Les deux, trois dernières minutes sont aussi l'occasion d'un petit tour de magie sur fond d'espionnage, un rafraîchissant virage parodique bien qu'un peu hors-sujet avec la douceur bienveillante du reste du film. Cette conclusion donne l'occasion de retrouver en guest stars Santa Berger, Mickey Rooney et Peter Bogdanovich, le tout sur le thème musical de Mission : impossible ! Quant au tour, il s'agit d'un numéro d'escamotage assez réussi où Santa Berger est téléportée d'un coffre en bois à une cage suspendue. Vienna demeure malgré tout une petite parenthèse anodine de par sa courte durée qui lui fait brasser bien trop d'éléments en si peu de temps sans réussir à les approfondir ou même à expliquer leur présence.


The Magic Show

Toujours est-il que Vienna a sans doute marqué un regain d'intérêt de Welles pour la magie, sans doute aidé également par ses difficultés à concrétiser de nouveaux longs métrages. Il s'attèle finalement à des œuvres plus modestes et donc plus personnelles. Outre le passionnant Vérités et mensonges où la magie (dans son sens le plus large) est omniprésente, le cinéaste désire consacrer un projet entier à la magie. Il s'y consacre dès 1976 et y travaillera jusqu'à la fin de sa vie puisque les dernières images qu'il filmera seront dédiées à ce Magic Show. Il tourne ainsi pas moins de dix heures d'images et monte plusieurs séquences. Ce sont celles-ci que le Munich Film Museum a finalisées pour obtenir au final un court métrage de 26 minutes où l'on retrouve une demi-douzaine de numéros plus ou moins longs et élaborés. On devine en tout cas un enthousiasme évident dans les séquences visibles où Welles peut mettre à contribution plusieurs de ses passions : la magie évidement, le théâtre, le déguisement, les anecdotes historiques, sans oublier son fabuleux talent de conteur, instrument indispensable à tout bon magicien. Et Welles en était un excellent, lui qui se produisit par exemple à plusieurs reprises à Las Vegas.
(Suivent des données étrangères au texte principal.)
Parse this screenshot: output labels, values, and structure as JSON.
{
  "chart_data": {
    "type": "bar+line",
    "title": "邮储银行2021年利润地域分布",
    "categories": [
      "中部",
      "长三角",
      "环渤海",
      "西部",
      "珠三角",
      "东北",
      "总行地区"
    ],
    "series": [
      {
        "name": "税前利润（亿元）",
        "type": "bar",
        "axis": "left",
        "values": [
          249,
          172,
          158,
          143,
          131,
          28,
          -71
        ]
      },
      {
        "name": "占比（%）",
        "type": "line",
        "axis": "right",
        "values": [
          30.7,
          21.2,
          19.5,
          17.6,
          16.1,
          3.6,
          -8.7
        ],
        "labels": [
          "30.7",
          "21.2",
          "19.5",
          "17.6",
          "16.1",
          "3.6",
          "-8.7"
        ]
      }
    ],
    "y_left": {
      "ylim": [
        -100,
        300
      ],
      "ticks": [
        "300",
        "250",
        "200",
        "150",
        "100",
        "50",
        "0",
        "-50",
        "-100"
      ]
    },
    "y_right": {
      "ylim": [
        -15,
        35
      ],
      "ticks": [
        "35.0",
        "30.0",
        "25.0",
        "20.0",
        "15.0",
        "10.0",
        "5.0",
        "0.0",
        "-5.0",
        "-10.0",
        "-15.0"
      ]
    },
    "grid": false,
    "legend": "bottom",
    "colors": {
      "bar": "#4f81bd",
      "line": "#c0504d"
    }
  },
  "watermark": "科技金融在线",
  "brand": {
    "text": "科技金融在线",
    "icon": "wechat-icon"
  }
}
De plus, avec son fidèle cameraman Gary Gravier, le cinéaste exploite habilement le tournage en studio pour composer une très belle photographie jouant beaucoup sur les couleurs primaires, des teintes très prononcées, l'obscurité... Bref, pour créer une ambiance mystérieuse qui ne craint pas le kitsch, tel ce passage futuriste tout en aluminium et néons aveuglants. Welles évoque autant l'Egypte ancienne que le Moyen-Orient ou le début du XXème siècle. C'est grâce à ces atmosphères et sa prestation toujours aussi charismatique - pour ne pas dire magnétique et impériale - que The Magic Show s'impose comme une pièce maîtresse de son oeuvre, Welles nous transportant avec ses anecdotes, son humour, ses sourires charmeurs et ses clins d’œil complices.


The Magic Show

Bien que dans le cas présent les tours ne sont jamais truqués en post-production, assister à un tour de magie sur un écran (petit ou grand) pose toujours le problème de la coupe accommodante. Dans certains cas, le montage n'aide pas à prendre au sérieux le numéro auquel on assiste (celui de la balle de revolver notamment) tandis que d'autres fonctionnent justement parce que la réalisation s'inscrit dans la longueur. Dans tous les cas, le résultat est on ne peut plus enthousiasmant, y compris pour ceux qui n'apprécieraient pas la magie. Il est donc bien frustrant de savoir qu'une si petite quantité filmée soit désormais visible. Mais il faut avouer qu'on ne sait pas vraiment ce que Welles comptait faire de cette masse de film. Un long métrage ? un documentaire ? une émission de télévision ? ou encore un "fond" qui lui aurait servi pour d'autres projets ? On trouve à ce titre un passage dans son pilote de talk show The Orson Welles Show (celui avec Angie Dickinson) et la scénographie d'Abu Khan devait servir à la réalisation d'une publicité pour une marque japonaise de whisky (qui ne sera jamais terminée).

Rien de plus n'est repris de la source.